I used the following query:
SELECT myID, ROW_NUMBER() OVER (ORDER BY myID) AS RowNumber FROM AD TABLESAMPLE (25 ROWS)
This worked awesome when I was testing it on my local machine. However, as soon as I deployed it to a dev machine, it just decided to stop working. I knew TABLESAMPLE was pretty random – it can return 15 or 30 or 100 even if I request for 25 rows. I just didnt realize it was very unreliable.
I found this post from Erland Sommarskog:
I saw the suggestion to use TABLESAMPLE, and I was not very happy with it, but I did not reply to at the time. TABLESAMPLE is fairly
approxamite in its nature. I ran
SELECT * FROM Orders TABLESAMPLE (1 ROWS)

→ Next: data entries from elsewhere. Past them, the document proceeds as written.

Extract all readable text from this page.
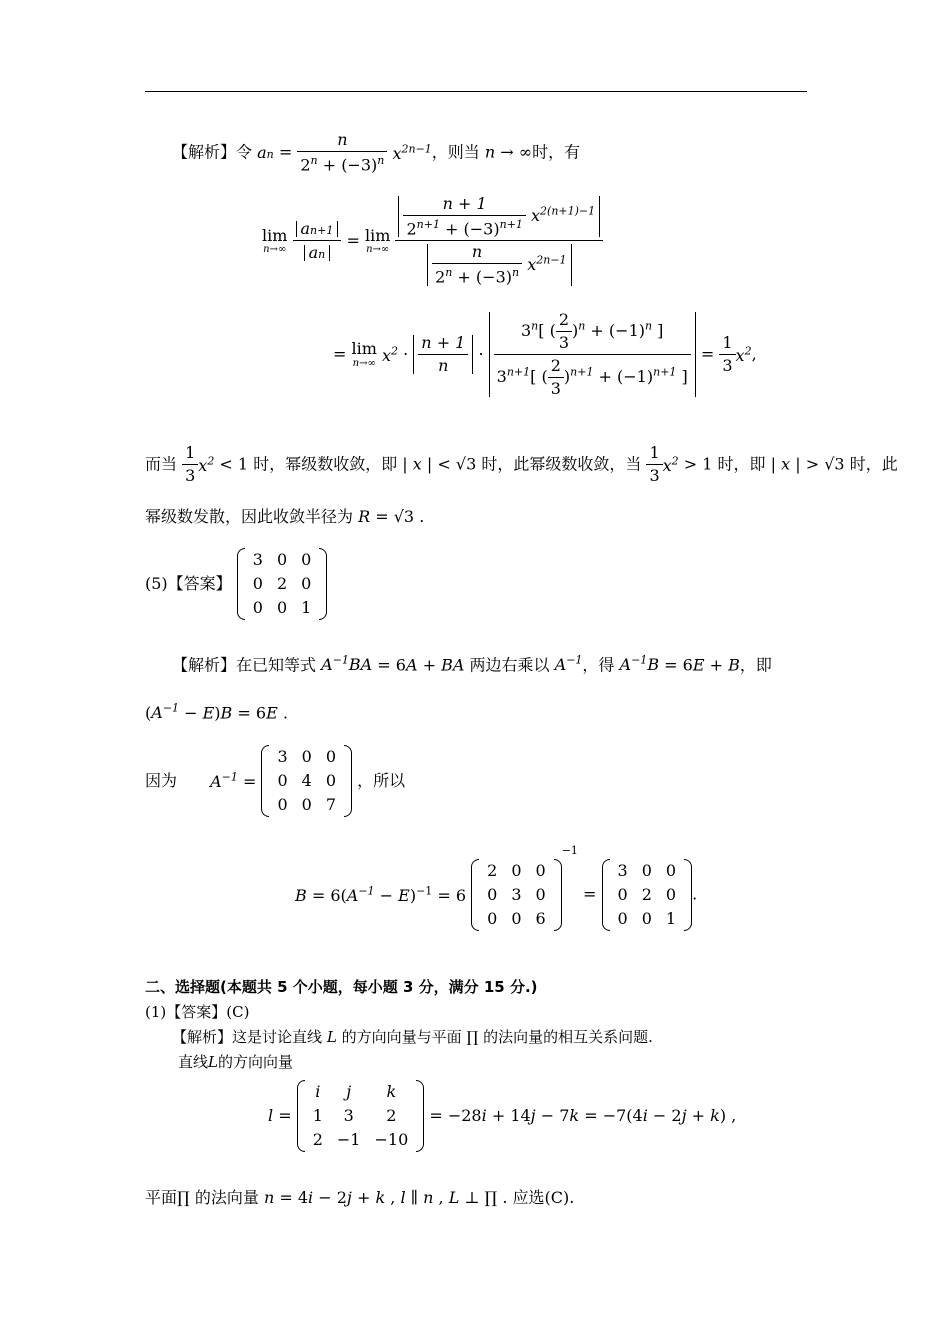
【解析】令 an = $\frac{n}{2^n + (-3)^n} x^{2n-1}$，则当 n → ∞时，有
lim
n→∞
$\frac{an+1}{an} = \lim$
n→∞
$\frac{\frac{n + 1}{2^{n+1} + (-3)^{n+1}} x^{2(n+1)-1}}{\frac{n}{2^n + (-3)^n} x^{2n-1}}$
= lim
n→∞ $x^2 \cdot \frac{n + 1}{n} \cdot \frac{3^n[ ( \frac{2}{3} )^n + (-1)^n ]}{3^{n+1}[ ( \frac{2}{3} )^{n+1} + (-1)^{n+1} ]} = \frac{1}{3} x^2$,
而当 $\frac{1}{3} x^2 < 1$ 时，幂级数收敛，即 | x | < √3 时，此幂级数收敛，当 $\frac{1}{3} x^2 > 1$ 时，即 | x | > √3 时，此
幂级数发散，因此收敛半径为 R = √3 .
(5)【答案】
3	0	0
0	2	0
0	0	1
【解析】在已知等式 $A^{-1}BA = 6A$ + BA 两边右乘以 $A^{-1}$，得 $A^{-1}B = 6E + B$，即
$(A^{-1} - E)B = 6E$ .
因为 $A^{-1}$ =
3	0	0
0	4	0
0	0	7
，所以
$B = 6(A^{-1} - E)^{-1} = 6$
2	0	0
0	3	0
0	0	6
$^{-1}$ =
3	0	0
0	2	0
0	0	1
.
二、选择题(本题共 5 个小题，每小题 3 分，满分 15 分.)
(1)【答案】(C)
【解析】这是讨论直线 L 的方向向量与平面 ∏ 的法向量的相互关系问题.
直线L的方向向量
l =
i	j	k
1	3	2
2	−1	−10
= −28i + 14j − 7k = −7(4i − 2j + k) ,
平面∏ 的法向量 n = 4i − 2j + k , l ∥ n , L ⊥ ∏ . 应选(C).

SELECT * FROM Orders TABLESAMPLE (10 ROWS)
SELECT * FROM Orders TABLESAMPLE (100 ROWS)
in an inflated version of Northwind with 344000 orders. The first two
selects returned no rows at all, the last returned 86 rows. The first
time. The second time it returned no rows, and the last time it return 132 rows. Furthermore, the sample was not entirely random, but I got a couple of sequences of order ids. Presumably because TABLESAMPLE works on page level.

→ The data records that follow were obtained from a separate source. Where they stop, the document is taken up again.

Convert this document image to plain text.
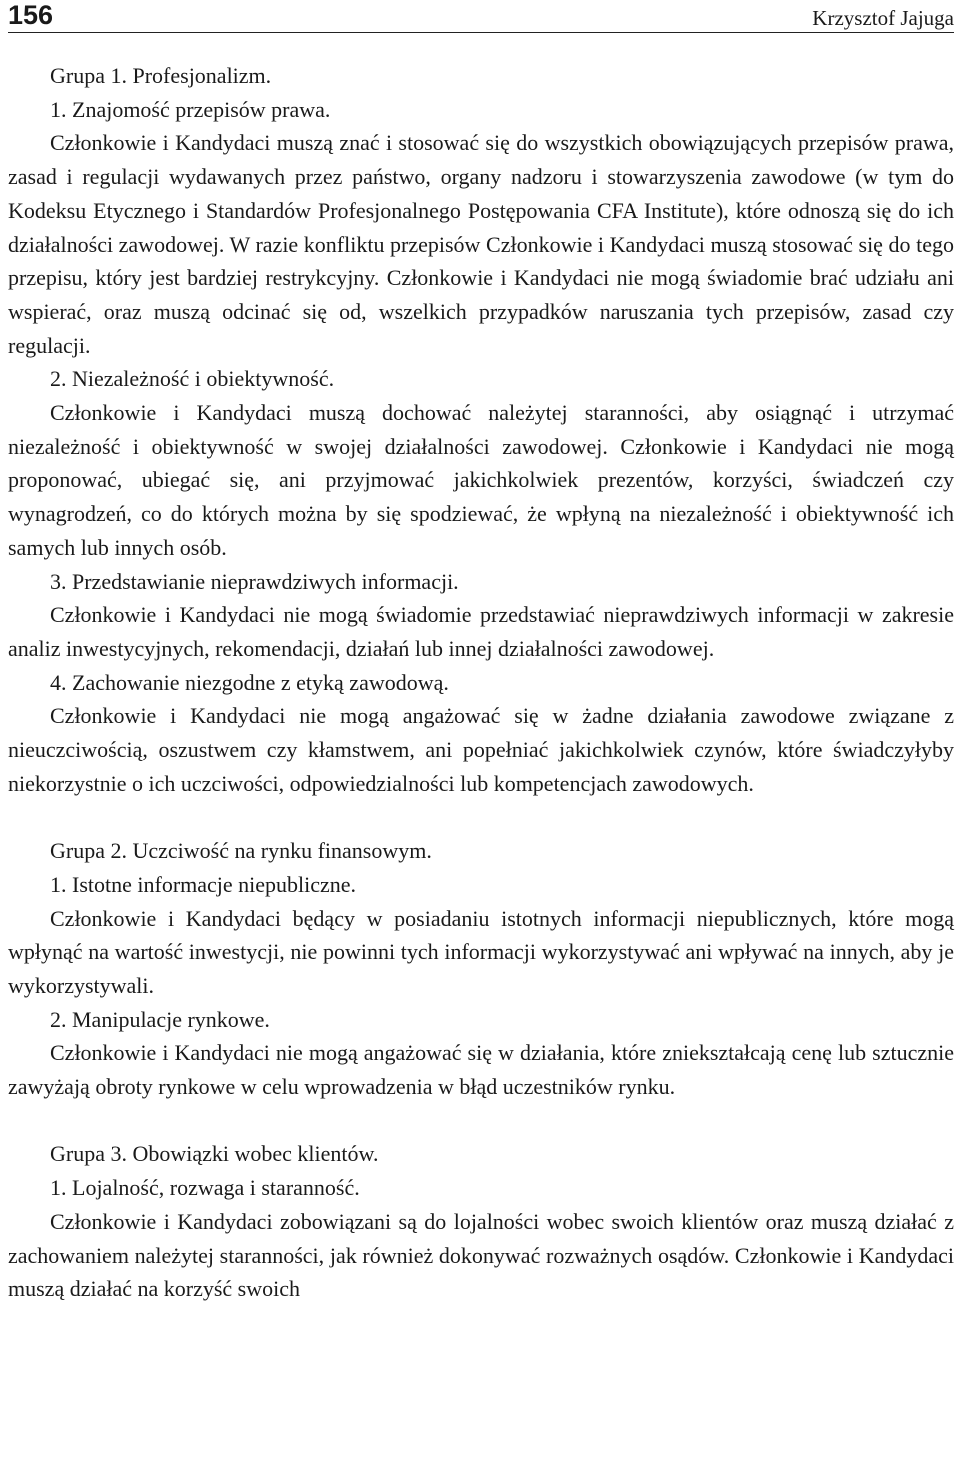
156	Krzysztof Jajuga

Grupa 1. Profesjonalizm.

1. Znajomość przepisów prawa.

Członkowie i Kandydaci muszą znać i stosować się do wszystkich obowiązujących przepisów prawa, zasad i regulacji wydawanych przez państwo, organy nadzoru i stowarzyszenia zawodowe (w tym do Kodeksu Etycznego i Standardów Profesjonalnego Postępowania CFA Institute), które odnoszą się do ich działalności zawodowej. W razie konfliktu przepisów Członkowie i Kandydaci muszą stosować się do tego przepisu, który jest bardziej restrykcyjny. Członkowie i Kandydaci nie mogą świadomie brać udziału ani wspierać, oraz muszą odcinać się od, wszelkich przypadków naruszania tych przepisów, zasad czy regulacji.

2. Niezależność i obiektywność.

Członkowie i Kandydaci muszą dochować należytej staranności, aby osiągnąć i utrzymać niezależność i obiektywność w swojej działalności zawodowej. Członkowie i Kandydaci nie mogą proponować, ubiegać się, ani przyjmować jakichkolwiek prezentów, korzyści, świadczeń czy wynagrodzeń, co do których można by się spodziewać, że wpłyną na niezależność i obiektywność ich samych lub innych osób.

3. Przedstawianie nieprawdziwych informacji.

Członkowie i Kandydaci nie mogą świadomie przedstawiać nieprawdziwych informacji w zakresie analiz inwestycyjnych, rekomendacji, działań lub innej działalności zawodowej.

4. Zachowanie niezgodne z etyką zawodową.

Członkowie i Kandydaci nie mogą angażować się w żadne działania zawodowe związane z nieuczciwością, oszustwem czy kłamstwem, ani popełniać jakichkolwiek czynów, które świadczyłyby niekorzystnie o ich uczciwości, odpowiedzialności lub kompetencjach zawodowych.

Grupa 2. Uczciwość na rynku finansowym.

1. Istotne informacje niepubliczne.

Członkowie i Kandydaci będący w posiadaniu istotnych informacji niepublicznych, które mogą wpłynąć na wartość inwestycji, nie powinni tych informacji wykorzystywać ani wpływać na innych, aby je wykorzystywali.

2. Manipulacje rynkowe.

Członkowie i Kandydaci nie mogą angażować się w działania, które zniekształcają cenę lub sztucznie zawyżają obroty rynkowe w celu wprowadzenia w błąd uczestników rynku.

Grupa 3. Obowiązki wobec klientów.

1. Lojalność, rozwaga i staranność.

Członkowie i Kandydaci zobowiązani są do lojalności wobec swoich klientów oraz muszą działać z zachowaniem należytej staranności, jak również dokonywać rozważnych osądów. Członkowie i Kandydaci muszą działać na korzyść swoich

Possibly you could combine newid() and TABLESAMPLE:
SELECT TOP 1 * FROM (
select * from Orders TABLESAMPLE (100 ROWS)) AS d
ORDER BY newid()
You would need to make your sample size big enough so that you are
sure that it retrieves a row each time, but the bigger you make it,
the bigger the cost for the sorting.
If your table is only some few thousand of rows, it’s not likely to
be worth the pain.
Erland Sommarskog, SQL Server MVP, esquel [at] sommarskog.se
Books Online for SQL Server 2005 at
Books Online for SQL Server 2000 at
I will go with his suggestion – NOT to use TABLESAMPLE.